Friday, July 21, 2006

Review of The Cars' Concert, Globe and Mail, August 29, 1980

The Cars stick to one basic model
BY ALAN NIESTER

Now don't get me wrong. It's not that I dislike The Cars, the Boston new wave quintet that played before 20,000 fans at the CNE last night. Heavens, when I and the crowd of young sophisticates I run with get together for a little random shaking of the tail feather, chances are as good as even that the first Cars album will be at the top of our dance list.

It's just that, in a live situation, the very real inadequacies of this most popular, yet least commercial sounding of all platinum-selling groups, comes bubbling to the fore. The most obvious of these inadequacies is the similarity of the songs themselves. The Cars really have only one song, which they repeat just enough times to fill more than an hour of stage time. Granted, they occasionally change the tempo to add variety. They'll speed it up and call it Let's Go or Let The Good Times Roll, or they'll slow it down and call it Moving In Stereo, but it's basically all the same - just a heavy rhythm chunking away while a synthesizer doodles in the background and a couple of band members sing in a deadly monotone over the top.
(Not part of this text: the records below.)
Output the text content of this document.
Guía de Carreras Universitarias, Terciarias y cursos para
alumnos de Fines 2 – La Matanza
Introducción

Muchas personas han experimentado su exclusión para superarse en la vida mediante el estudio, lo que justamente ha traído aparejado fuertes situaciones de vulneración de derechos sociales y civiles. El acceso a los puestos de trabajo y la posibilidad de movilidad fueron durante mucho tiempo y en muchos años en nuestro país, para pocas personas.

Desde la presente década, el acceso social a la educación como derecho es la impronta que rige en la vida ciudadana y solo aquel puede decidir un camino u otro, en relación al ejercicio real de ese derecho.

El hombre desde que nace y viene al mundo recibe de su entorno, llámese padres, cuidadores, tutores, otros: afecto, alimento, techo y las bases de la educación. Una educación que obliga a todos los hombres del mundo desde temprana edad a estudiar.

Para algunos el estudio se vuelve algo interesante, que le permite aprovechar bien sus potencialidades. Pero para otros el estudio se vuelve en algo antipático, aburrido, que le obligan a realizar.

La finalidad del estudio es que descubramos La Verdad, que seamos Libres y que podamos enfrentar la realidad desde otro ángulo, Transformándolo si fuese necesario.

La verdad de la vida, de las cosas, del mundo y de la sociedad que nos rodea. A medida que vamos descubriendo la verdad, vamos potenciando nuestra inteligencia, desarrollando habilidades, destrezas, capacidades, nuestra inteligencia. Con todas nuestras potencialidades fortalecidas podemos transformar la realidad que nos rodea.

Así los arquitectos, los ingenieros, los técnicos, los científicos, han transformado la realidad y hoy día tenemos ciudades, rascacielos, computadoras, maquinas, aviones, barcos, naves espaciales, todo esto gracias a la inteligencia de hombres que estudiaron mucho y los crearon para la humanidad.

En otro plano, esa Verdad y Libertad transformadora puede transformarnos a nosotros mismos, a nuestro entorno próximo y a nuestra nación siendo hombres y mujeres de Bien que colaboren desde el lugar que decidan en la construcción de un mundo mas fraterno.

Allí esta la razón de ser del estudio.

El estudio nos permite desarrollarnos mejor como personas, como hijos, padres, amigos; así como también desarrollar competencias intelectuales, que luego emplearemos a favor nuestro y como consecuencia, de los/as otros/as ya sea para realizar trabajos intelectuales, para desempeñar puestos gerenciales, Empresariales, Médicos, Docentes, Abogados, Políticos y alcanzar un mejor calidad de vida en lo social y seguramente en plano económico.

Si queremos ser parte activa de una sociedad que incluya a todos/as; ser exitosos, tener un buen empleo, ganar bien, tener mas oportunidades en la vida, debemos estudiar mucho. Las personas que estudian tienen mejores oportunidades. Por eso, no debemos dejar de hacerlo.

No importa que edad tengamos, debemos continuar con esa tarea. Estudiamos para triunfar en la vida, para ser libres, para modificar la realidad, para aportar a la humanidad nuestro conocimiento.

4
Over all, it must be noted that The Cars gave a slightly better show last night than they did last year, when they played Maple Leaf Gardens. This is largely due to the fact that they have invested in one of those big stage sets that seem all the rage these days. It [sic] keeping with their spartan musical style, The Cars' set is basically a metal wall with screen-like affairs on which various colors and shapes can be projected. When polka dots were the motif, it looked something like an airplane hangar with acne - but then, the new wave is always full of surprises.

For the most part of the evening, the 20,000 youngsters on hand sat bemusedly through the numbers from The Cars' newest album, Panorama, but cheered wildly for the hits [sic] songs with which they were familiar. But it was not for the performance they were cheering, it was for the memory of those great (when taken in small doses) songs pulsing through the speakers of the car radio.

Thus it's no wonder that opening act Martha Davis and The Motels didn't receive the accolades they deserved. Although the Los Angeles-based quintet is lumped in with the new wave movement, last night it presented a half-hour of dazzling traditional progressive rock that should have left the audience in a shambles, but didn't. The Motels adapted particularly well to the big stage setting, and displayed even more power and verve than they did on recent club appearances here. It's just unfortunate that they haven't had a big AM radio hit yet, which was the only reason most of last night's audience didn't approve of them.